La cour d’appel de Paris vient de juger que cette mesure anti abus  ne peut s’appliquer que si l administration apporte la preuve de la réalité de l intervention personnelle du contribuable ; le fait qu’il soit le bénéficiaire  économique des sociétés relais ne creee pas de présomption

 

 

 L'administration fiscale a estimé que les sommes, versées sur le compte bancaire ouvert auprès de la banque Rietmu Bank de Riga par la société de droit britannique MMT Global Ltd dont M. D... est le propriétaire et le seul bénéficiaire économique, et qui proviennent de sociétés soit contrôlées par M. D... comme Levco Formation, Formatop et Cabsiel soit de la société Sparte, cliente de la société Levco Formation, devaient être regardées comme ayant été versées au seul profit de M. D... pour des prestations de formation professionnelle qu'il aurait lui-même effectuées.

 

Elle en a déduit que ces sommes étaient taxables sur le fondement des dispositions du I de l'article 155 A du code général des impôts.

 

La réalité de l'intervention personnelle de M. D... dans la réalisation de telles prestations conditionne la mise en oeuvre des dispositions de l'article précité.
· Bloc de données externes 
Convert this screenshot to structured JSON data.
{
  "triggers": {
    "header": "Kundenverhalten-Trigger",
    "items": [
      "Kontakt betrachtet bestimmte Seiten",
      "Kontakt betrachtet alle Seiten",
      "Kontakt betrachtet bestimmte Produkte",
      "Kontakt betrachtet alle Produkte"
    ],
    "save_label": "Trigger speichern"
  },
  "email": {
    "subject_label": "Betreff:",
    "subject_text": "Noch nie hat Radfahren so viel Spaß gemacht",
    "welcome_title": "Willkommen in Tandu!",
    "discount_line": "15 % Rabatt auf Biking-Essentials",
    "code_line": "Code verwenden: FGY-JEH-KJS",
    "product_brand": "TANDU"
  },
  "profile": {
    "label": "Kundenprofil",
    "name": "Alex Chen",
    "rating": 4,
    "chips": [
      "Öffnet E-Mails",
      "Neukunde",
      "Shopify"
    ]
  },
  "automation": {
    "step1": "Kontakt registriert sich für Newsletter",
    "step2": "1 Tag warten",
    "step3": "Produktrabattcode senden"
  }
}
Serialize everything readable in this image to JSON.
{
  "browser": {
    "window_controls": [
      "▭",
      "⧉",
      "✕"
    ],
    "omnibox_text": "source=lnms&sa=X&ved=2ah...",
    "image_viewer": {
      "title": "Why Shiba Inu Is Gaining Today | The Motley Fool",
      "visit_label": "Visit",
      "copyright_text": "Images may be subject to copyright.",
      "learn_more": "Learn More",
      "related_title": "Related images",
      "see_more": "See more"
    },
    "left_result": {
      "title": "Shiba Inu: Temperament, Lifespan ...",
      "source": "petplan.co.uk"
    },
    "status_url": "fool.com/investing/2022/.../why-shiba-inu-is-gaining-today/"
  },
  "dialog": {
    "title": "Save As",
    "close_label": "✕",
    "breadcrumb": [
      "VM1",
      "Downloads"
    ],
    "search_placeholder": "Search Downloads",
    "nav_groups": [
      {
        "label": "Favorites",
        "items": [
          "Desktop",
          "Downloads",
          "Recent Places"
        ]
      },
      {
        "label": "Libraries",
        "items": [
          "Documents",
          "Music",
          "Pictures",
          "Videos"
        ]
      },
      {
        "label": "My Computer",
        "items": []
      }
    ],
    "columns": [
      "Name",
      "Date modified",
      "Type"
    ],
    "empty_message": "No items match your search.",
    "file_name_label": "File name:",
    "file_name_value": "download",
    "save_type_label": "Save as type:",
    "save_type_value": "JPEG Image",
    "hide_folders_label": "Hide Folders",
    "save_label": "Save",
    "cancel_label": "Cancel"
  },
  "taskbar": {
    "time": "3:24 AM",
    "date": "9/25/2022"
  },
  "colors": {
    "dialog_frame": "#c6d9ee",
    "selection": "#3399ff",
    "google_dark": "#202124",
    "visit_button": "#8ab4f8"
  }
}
En l'espèce, l'administration allègue mais n'établit aucunement que M. D... a effectué lui-même de telles prestations.

 

la seule circonstance que M. D... ait exercé le contrôle de la société MMT Global Ltd et que des sommes aient été versées sur le compte bancaire de celle-ci ne saurait, contrairement à ce que soutient le ministre, suffire à justifier l'existence d'une prestation fournie par le requérant, ni la taxation desdites sommes entre ses mains, sur le fondement desdites dispositions.